While the single-player offers you the chance to kill enemies with your friends, the multiplayer is the heart of the game and that allows you to once again make friends and enemies alike. Players shouldn’t be surprised by now that the multiplayer side of the new installment is far more controlled and balanced than the co-op or single-player modes.
The new Character Class system didn’t really set any new standards for great-gameplay with this installment. Even though each new class has their own abilities, the game toned-down their usefulness to the point that it almost doesn’t matter which class you pick. This may have been to keep things as balanced as possible for the launch of the game but if it was a major addition you were looking forward to, be prepared. I do sympathize with the developers on this point, knowing that it must be near to impossible to create dozens of load-out options and configurations while keeping everyone as equal as possible at any given moment.

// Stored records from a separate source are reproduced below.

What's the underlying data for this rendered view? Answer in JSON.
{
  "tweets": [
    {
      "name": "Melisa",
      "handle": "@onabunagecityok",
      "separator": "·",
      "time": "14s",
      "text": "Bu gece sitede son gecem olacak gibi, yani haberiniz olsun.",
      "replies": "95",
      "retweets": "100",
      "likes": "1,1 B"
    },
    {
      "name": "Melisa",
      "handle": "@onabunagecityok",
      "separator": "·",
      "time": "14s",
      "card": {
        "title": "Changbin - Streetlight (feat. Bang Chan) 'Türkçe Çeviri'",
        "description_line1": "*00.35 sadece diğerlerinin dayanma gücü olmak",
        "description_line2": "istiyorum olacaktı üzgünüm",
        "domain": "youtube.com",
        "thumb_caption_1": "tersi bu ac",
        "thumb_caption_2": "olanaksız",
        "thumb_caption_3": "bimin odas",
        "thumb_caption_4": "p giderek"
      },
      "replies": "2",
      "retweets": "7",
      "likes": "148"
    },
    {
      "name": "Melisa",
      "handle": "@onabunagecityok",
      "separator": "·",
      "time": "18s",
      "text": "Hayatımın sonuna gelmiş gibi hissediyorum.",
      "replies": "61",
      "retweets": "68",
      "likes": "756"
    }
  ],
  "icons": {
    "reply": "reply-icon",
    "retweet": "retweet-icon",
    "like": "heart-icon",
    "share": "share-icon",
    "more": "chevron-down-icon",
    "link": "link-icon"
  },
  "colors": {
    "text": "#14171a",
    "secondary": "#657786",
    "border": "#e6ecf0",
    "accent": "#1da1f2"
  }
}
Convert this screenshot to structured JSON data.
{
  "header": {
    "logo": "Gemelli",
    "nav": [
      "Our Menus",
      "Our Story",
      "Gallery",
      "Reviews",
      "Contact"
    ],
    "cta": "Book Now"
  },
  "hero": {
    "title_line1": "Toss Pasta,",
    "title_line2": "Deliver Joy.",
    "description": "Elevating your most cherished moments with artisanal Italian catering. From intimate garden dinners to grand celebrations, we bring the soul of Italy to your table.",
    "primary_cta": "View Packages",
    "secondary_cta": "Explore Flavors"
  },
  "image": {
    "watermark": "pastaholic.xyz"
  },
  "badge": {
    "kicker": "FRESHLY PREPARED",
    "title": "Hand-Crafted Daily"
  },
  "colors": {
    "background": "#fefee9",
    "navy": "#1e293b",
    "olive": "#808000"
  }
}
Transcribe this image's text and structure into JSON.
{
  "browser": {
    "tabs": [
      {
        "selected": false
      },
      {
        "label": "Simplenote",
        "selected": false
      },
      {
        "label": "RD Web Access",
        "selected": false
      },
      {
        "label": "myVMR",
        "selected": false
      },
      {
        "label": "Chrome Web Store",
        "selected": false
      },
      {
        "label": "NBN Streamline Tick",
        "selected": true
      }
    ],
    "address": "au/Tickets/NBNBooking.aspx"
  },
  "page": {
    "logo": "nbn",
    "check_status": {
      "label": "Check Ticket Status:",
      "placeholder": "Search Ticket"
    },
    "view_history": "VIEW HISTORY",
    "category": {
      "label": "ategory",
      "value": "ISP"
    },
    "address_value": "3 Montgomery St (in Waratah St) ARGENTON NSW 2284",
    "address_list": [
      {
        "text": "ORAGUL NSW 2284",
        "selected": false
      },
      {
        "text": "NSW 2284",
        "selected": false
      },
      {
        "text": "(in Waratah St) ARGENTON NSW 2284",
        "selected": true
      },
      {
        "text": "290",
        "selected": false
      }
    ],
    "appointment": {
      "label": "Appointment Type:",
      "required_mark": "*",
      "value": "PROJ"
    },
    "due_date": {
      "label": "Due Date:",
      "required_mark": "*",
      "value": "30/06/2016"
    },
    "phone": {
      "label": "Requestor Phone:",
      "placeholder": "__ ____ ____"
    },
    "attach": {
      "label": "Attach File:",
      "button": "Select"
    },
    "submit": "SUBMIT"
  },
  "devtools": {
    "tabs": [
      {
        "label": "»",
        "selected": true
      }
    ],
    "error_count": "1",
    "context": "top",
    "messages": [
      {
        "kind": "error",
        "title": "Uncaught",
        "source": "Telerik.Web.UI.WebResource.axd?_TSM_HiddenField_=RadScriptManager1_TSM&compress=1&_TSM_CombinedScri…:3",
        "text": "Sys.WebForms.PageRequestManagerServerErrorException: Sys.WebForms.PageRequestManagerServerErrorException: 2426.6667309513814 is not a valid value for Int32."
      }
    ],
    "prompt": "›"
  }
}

Progression and character unlocks, both moving at a steady rate and rewarding enough to motivate players to keep trudging through battles, is still at the epicenter of the multiplayer experience. It’s what Call of Duty online matches have been for years and the system is still solid and remains firmly in play with this installment. Maps are cleverly designed and players should experience the same pre-fabricated bottlenecks that they have grown to love/hate in previous CoD games.
Once you get through the single-player campaign and the multiplayer games, you might want to take a break with the popular Zombies mode. This time around the Zombies mode is pretty ingenious, though the novelty is starting to wear thin.
Testing out the game’s co-op Zombie mode with my friends wasn’t an option and really that’s what the entire game-mode was based on. It was still a fun installment to the series however and I think the people that enjoyed Zombie Modes of yesteryear will get a kick out of the new secrets and hidden gems. Dead Ops, the same gameplay that was featured before, is also unlocked in the game.
“Call of Duty” was once the premiere multiplayer destination for players to take on their friends and fellow gamers, but with more options and better systems, that once singular destination is divided among a wide-array of terrific games. Even First Person Shooters, a genre that “Call of Duty” once single-handedly dominated for an entire console generation, have moved on to games like “Destiny” and soon “Star Wars: Battlefront.” With so many terrific choices at our disposal, “Call of Duty Black Ops 3” seems more nostalgic than innovative and the franchise needs to find a way to mix those concepts more fluently in future installments. If the last decade has taught us anything, it’s that online players are eager to accept new ideas and new gameplay elements when they are done correctly and “Call of Duty Black Ops 3” doesn’t introduce anything that I think players will demand to see in future games.
It’s a broadening world in the multiplayer universe and the more diverse the players get, the more Call of Duty shrinks back to what made it famous almost a decade ago. I think if you solely compare this installment to the previous Call of Duty Games, it will come across as a major improvement but I think players are starting to expect more from Activision after “Destiny” and from FPSs in general.